26.04.16
NHS ambulance staff build on strike threat by eyeing ballot in ‘near future’
A second strike could hit the NHS as trade unions Unison, GMB and Unite announced yesterday that they are asking ambulance staff whether to strike on pay freezes and grading.
As junior doctors staged their first all-out strike today, the unions began discussing strikes, saying a pay deal promised in January 2015 hasn’t appeared because NHS trusts lack the funding to pay for it.
Ambulance workers were among the NHS staff bodies striking in 2014 over the government’s refusal to increase pay, and the 1% pay increase introduced this year was described as “not good enough” by the Royal College of Midwives.
Today’s news essentially concretises previous threats that those in ambulance services would have to consider striking if the government kept “misleading staff over their promises”.
Rehana Azam, GMB’s national officer for the NHS, said: “GMB and other unions have been left with no alternative but to consult ambulance staff in England with the potential for an industrial action ballot in the near future.

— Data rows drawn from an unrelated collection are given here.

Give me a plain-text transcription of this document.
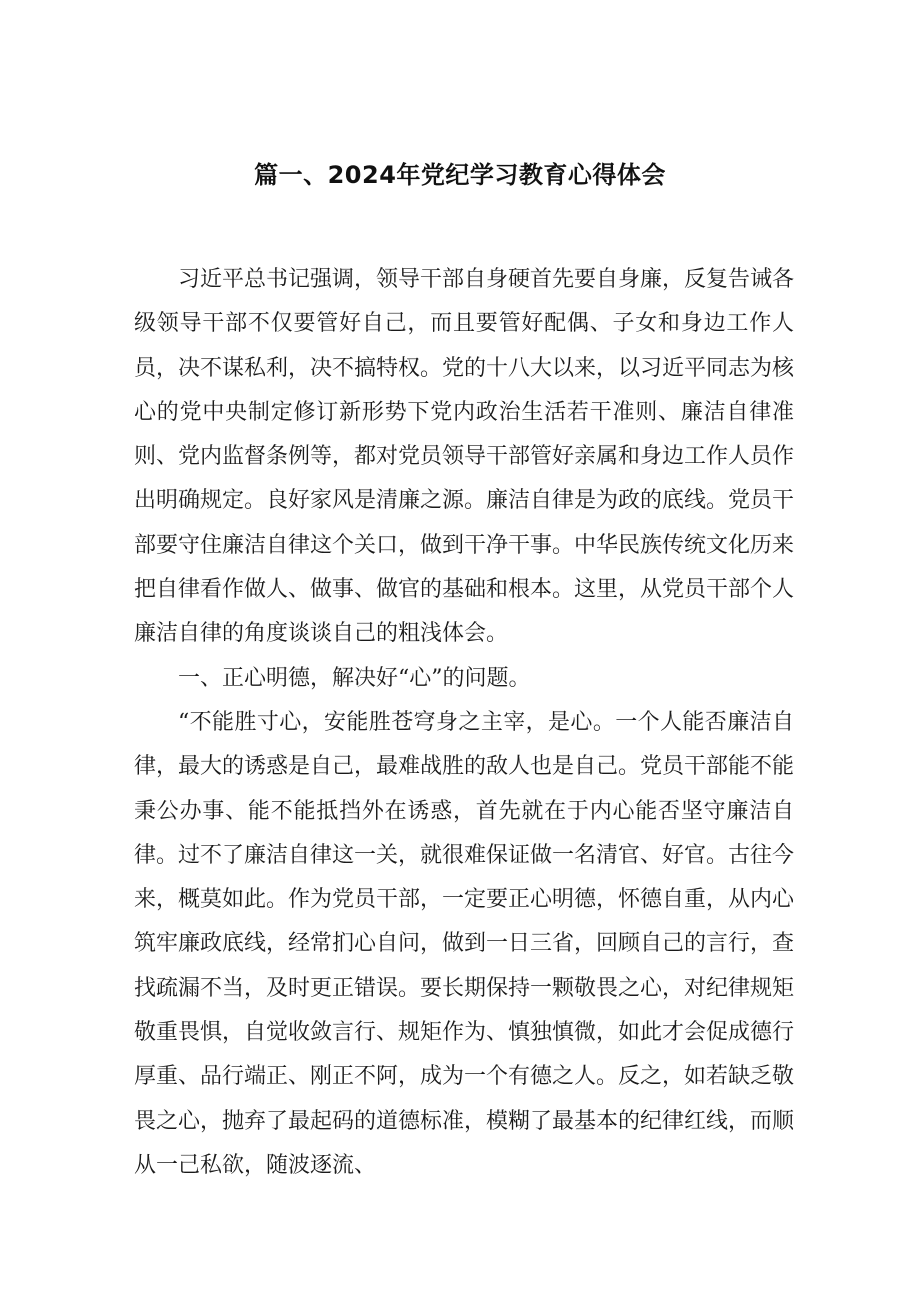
篇一、2024年党纪学习教育心得体会

习近平总书记强调，领导干部自身硬首先要自身廉，反复告诫各级领导干部不仅要管好自己，而且要管好配偶、子女和身边工作人员，决不谋私利，决不搞特权。党的十八大以来，以习近平同志为核心的党中央制定修订新形势下党内政治生活若干准则、廉洁自律准则、党内监督条例等，都对党员领导干部管好亲属和身边工作人员作出明确规定。良好家风是清廉之源。廉洁自律是为政的底线。党员干部要守住廉洁自律这个关口，做到干净干事。中华民族传统文化历来把自律看作做人、做事、做官的基础和根本。这里，从党员干部个人廉洁自律的角度谈谈自己的粗浅体会。

一、正心明德，解决好“心”的问题。

“不能胜寸心，安能胜苍穹身之主宰，是心。一个人能否廉洁自律，最大的诱惑是自己，最难战胜的敌人也是自己。党员干部能不能秉公办事、能不能抵挡外在诱惑，首先就在于内心能否坚守廉洁自律。过不了廉洁自律这一关，就很难保证做一名清官、好官。古往今来，概莫如此。作为党员干部，一定要正心明德，怀德自重，从内心筑牢廉政底线，经常扪心自问，做到一日三省，回顾自己的言行，查找疏漏不当，及时更正错误。要长期保持一颗敬畏之心，对纪律规矩敬重畏惧，自觉收敛言行、规矩作为、慎独慎微，如此才会促成德行厚重、品行端正、刚正不阿，成为一个有德之人。反之，如若缺乏敬畏之心，抛弃了最起码的道德标准，模糊了最基本的纪律红线，而顺从一己私欲，随波逐流、
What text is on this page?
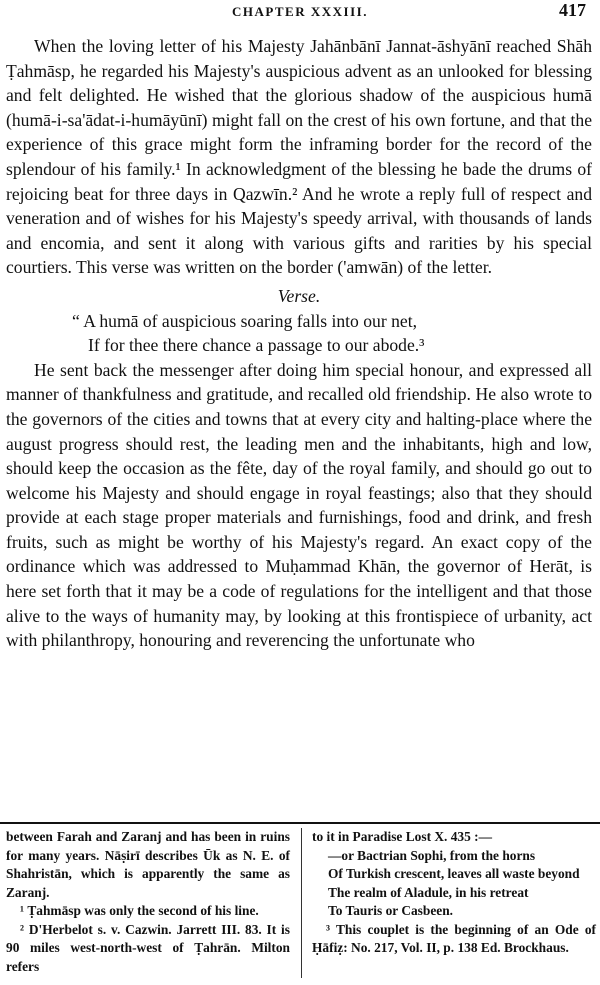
CHAPTER XXXIII.	417

When the loving letter of his Majesty Jahānbānī Jannat-āshyānī reached Shāh Ṭahmāsp, he regarded his Majesty's auspicious advent as an unlooked for blessing and felt delighted. He wished that the glorious shadow of the auspicious humā (humā-i-sa'ādat-i-humāyūnī) might fall on the crest of his own fortune, and that the experience of this grace might form the inframing border for the record of the splendour of his family.¹ In acknowledgment of the blessing he bade the drums of rejoicing beat for three days in Qazwīn.² And he wrote a reply full of respect and veneration and of wishes for his Majesty's speedy arrival, with thousands of lands and encomia, and sent it along with various gifts and rarities by his special courtiers. This verse was written on the border ('amwān) of the letter.

Verse.

“ A humā of auspicious soaring falls into our net,

If for thee there chance a passage to our abode.³

He sent back the messenger after doing him special honour, and expressed all manner of thankfulness and gratitude, and recalled old friendship. He also wrote to the governors of the cities and towns that at every city and halting-place where the august progress should rest, the leading men and the inhabitants, high and low, should keep the occasion as the fête, day of the royal family, and should go out to welcome his Majesty and should engage in royal feastings; also that they should provide at each stage proper materials and furnishings, food and drink, and fresh fruits, such as might be worthy of his Majesty's regard. An exact copy of the ordinance which was addressed to Muḥammad Khān, the governor of Herāt, is here set forth that it may be a code of regulations for the intelligent and that those alive to the ways of humanity may, by looking at this frontispiece of urbanity, act with philanthropy, honouring and reverencing the unfortunate who

between Farah and Zaranj and has been in ruins for many years. Nāṣirī describes Ūk as N. E. of Shahristān, which is apparently the same as Zaranj.

¹ Ṭahmāsp was only the second of his line.

² D'Herbelot s. v. Cazwin. Jarrett III. 83. It is 90 miles west-north-west of Ṭahrān. Milton refers

to it in Paradise Lost X. 435 :—

—or Bactrian Sophi, from the horns

Of Turkish crescent, leaves all waste beyond

The realm of Aladule, in his retreat

To Tauris or Casbeen.

³ This couplet is the beginning of an Ode of Ḥāfiẓ: No. 217, Vol. II, p. 138 Ed. Brockhaus.
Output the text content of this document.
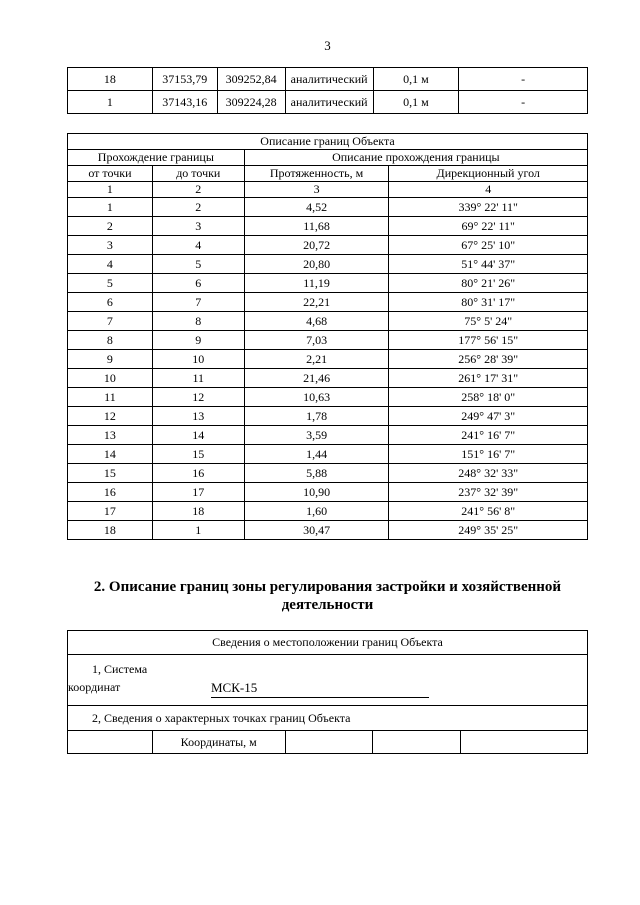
3
18	37153,79	309252,84	аналитический	0,1 м	-
1	37143,16	309224,28	аналитический	0,1 м	-
Описание границ Объекта			
Прохождение границы		Описание прохождения границы	
от точки	до точки	Протяженность, м	Дирекционный угол
1	2	3	4
1	2	4,52	339° 22' 11"
2	3	11,68	69° 22' 11"
3	4	20,72	67° 25' 10"
4	5	20,80	51° 44' 37"
5	6	11,19	80° 21' 26"
6	7	22,21	80° 31' 17"
7	8	4,68	75° 5' 24"
8	9	7,03	177° 56' 15"
9	10	2,21	256° 28' 39"
10	11	21,46	261° 17' 31"
11	12	10,63	258° 18' 0"
12	13	1,78	249° 47' 3"
13	14	3,59	241° 16' 7"
14	15	1,44	151° 16' 7"
15	16	5,88	248° 32' 33"
16	17	10,90	237° 32' 39"
17	18	1,60	241° 56' 8"
18	1	30,47	249° 35' 25"
2. Описание границ зоны регулирования застройки и хозяйственной
деятельности
Сведения о местоположении границ Объекта

1, Система
координат	МСК-15

2, Сведения о характерных точках границ Объекта
	Координаты, м			
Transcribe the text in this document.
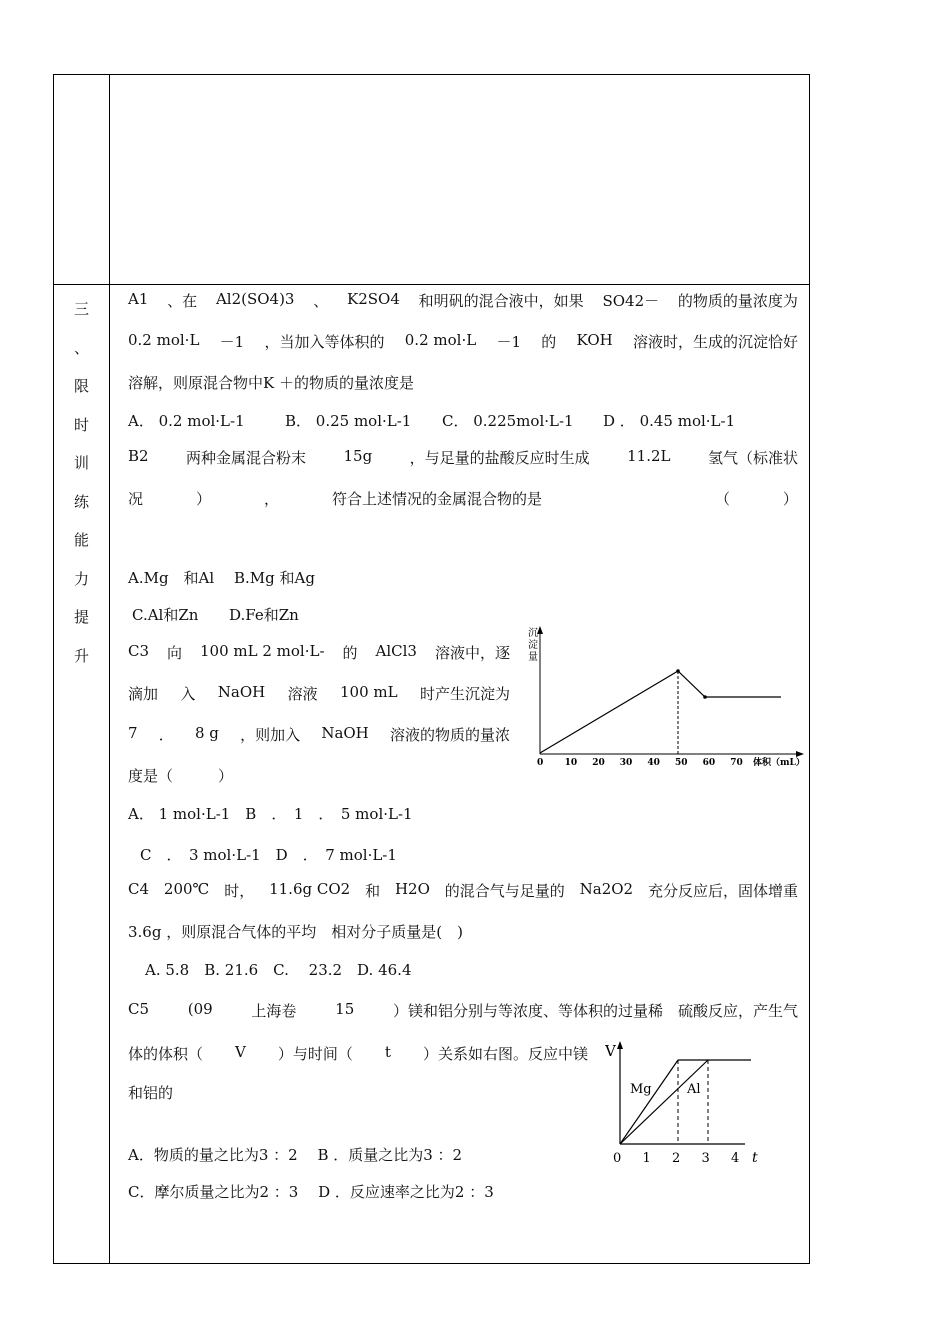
三
、
限
时
训
练
能
力
提
升
A1 、在 Al2(SO4)3 、 K2SO4 和明矾的混合液中，如果 SO42－ 的物质的量浓度为
0.2 mol·L －1 ，当加入等体积的 0.2 mol·L －1 的 KOH 溶液时，生成的沉淀恰好
溶解，则原混合物中K ＋的物质的量浓度是
A． 0.2 mol·L-1	B． 0.25 mol·L-1 C． 0.225mol·L-1 D ． 0.45 mol·L-1
B2 两种金属混合粉末 15g ，与足量的盐酸反应时生成 11.2L 氢气（标准状
况	）	，	符合上述情况的金属混合物的是	（	）
A.Mg　和Al B.Mg 和Ag
C.Al和Zn D.Fe和Zn
C3 向 100 mL 2 mol·L- 的 AlCl3 溶液中，逐
滴加 入 NaOH 溶液 100 mL 时产生沉淀为
7 ． 8 g ，则加入 NaOH 溶液的物质的量浓
度是（　　　）
A． 1 mol·L-1　B　．　1　．　5 mol·L-1
C　．　3 mol·L-1　D　．　7 mol·L-1
沉淀量
0 10 20 30 40 50 60 70 体积（mL）
C4 200℃ 时， 11.6g CO2 和 H2O 的混合气与足量的 Na2O2 充分反应后，固体增重
3.6g ，则原混合气体的平均　相对分子质量是(　)
A. 5.8　B. 21.6　C. 　23.2　D. 46.4
C5	(09	上海卷	15	）镁和铝分别与等浓度、等体积的过量稀　硫酸反应，产生气
体的体积（ V ）与时间（ t ）关系如右图。反应中镁
和铝的
A．物质的量之比为3 ：2　 B ．质量之比为3 ：2
C．摩尔质量之比为2 ：3　 D ．反应速率之比为2 ：3
V
t
Mg	Al
0 1 2 3 4
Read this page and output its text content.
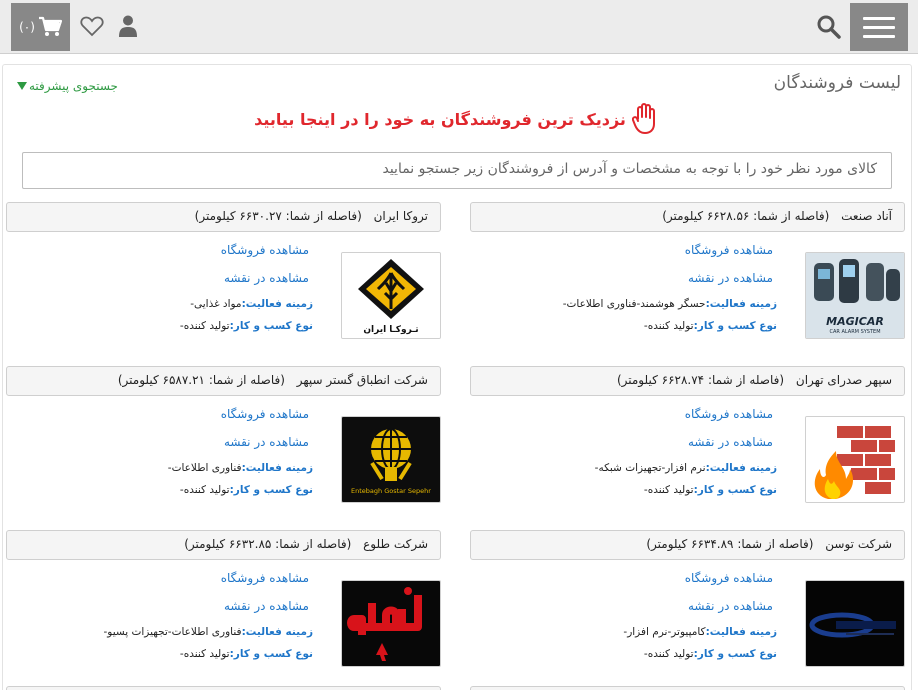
(۰)
لیست فروشندگان
جستجوی پیشرفته
نزدیک ترین فروشندگان به خود را در اینجا بیابید
کالای مورد نظر خود را با توجه به مشخصات و آدرس از فروشندگان زیر جستجو نمایید
آناد صنعت (فاصله از شما: ۶۶۲۸.۵۶ کیلومتر)
مشاهده فروشگاه
مشاهده در نقشه
زمینه فعالیت:حسگر هوشمند-فناوری اطلاعات-
نوع کسب و کار:تولید کننده-	MAGICAR
CAR ALARM SYSTEM
تروکا ایران (فاصله از شما: ۶۶۳۰.۲۷ کیلومتر)
مشاهده فروشگاه
مشاهده در نقشه
زمینه فعالیت:مواد غذایی-
نوع کسب و کار:تولید کننده-	تـروکـا ایران
سپهر صدرای تهران (فاصله از شما: ۶۶۲۸.۷۴ کیلومتر)
مشاهده فروشگاه
مشاهده در نقشه
زمینه فعالیت:نرم افزار-تجهیزات شبکه-
نوع کسب و کار:تولید کننده-
شرکت انطباق گستر سپهر (فاصله از شما: ۶۵۸۷.۲۱ کیلومتر)
مشاهده فروشگاه
مشاهده در نقشه
زمینه فعالیت:فناوری اطلاعات-
نوع کسب و کار:تولید کننده-	Entebagh Gostar Sepehr
شرکت توسن (فاصله از شما: ۶۶۳۴.۸۹ کیلومتر)
مشاهده فروشگاه
مشاهده در نقشه
زمینه فعالیت:کامپیوتر-نرم افزار-
نوع کسب و کار:تولید کننده-
شرکت طلوع (فاصله از شما: ۶۶۳۲.۸۵ کیلومتر)
مشاهده فروشگاه
مشاهده در نقشه
زمینه فعالیت:فناوری اطلاعات-تجهیزات پسیو-
نوع کسب و کار:تولید کننده-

“Professional ambulance staff cannot be expected to keep picking up the slack for government incompetence on promises to invest, promises they have failed to deliver on.”
Approximately 90% of ambulance drivers are complaining of job-related stress, and ambulance leaders are warning demand is at the highest level ever.
And late last year, news that over 1,000 paramedics left the ambulance service between April 2014 and March 2015, mostly due to inadequate pay, empowered countless NHS staff to come forward and share their stories.
Almost 50 commenters on NHE’s story recounted their experiences with poor paramedic pay and conditions. One commenter called it a “joke” that paramedics are on the Band 5 pay grade, arguing that salaries haven’t moved “with the changing scope of the profession”.
The strike discussions are taking place at Unison’s Health Conference 2016, which runs from 25 to 27 April at the Brighton Centre.
It follows the publication of a Unison report finding that 63% of nurses surveyed warned they didn’t have enough staff to provide a proper standard of patient care.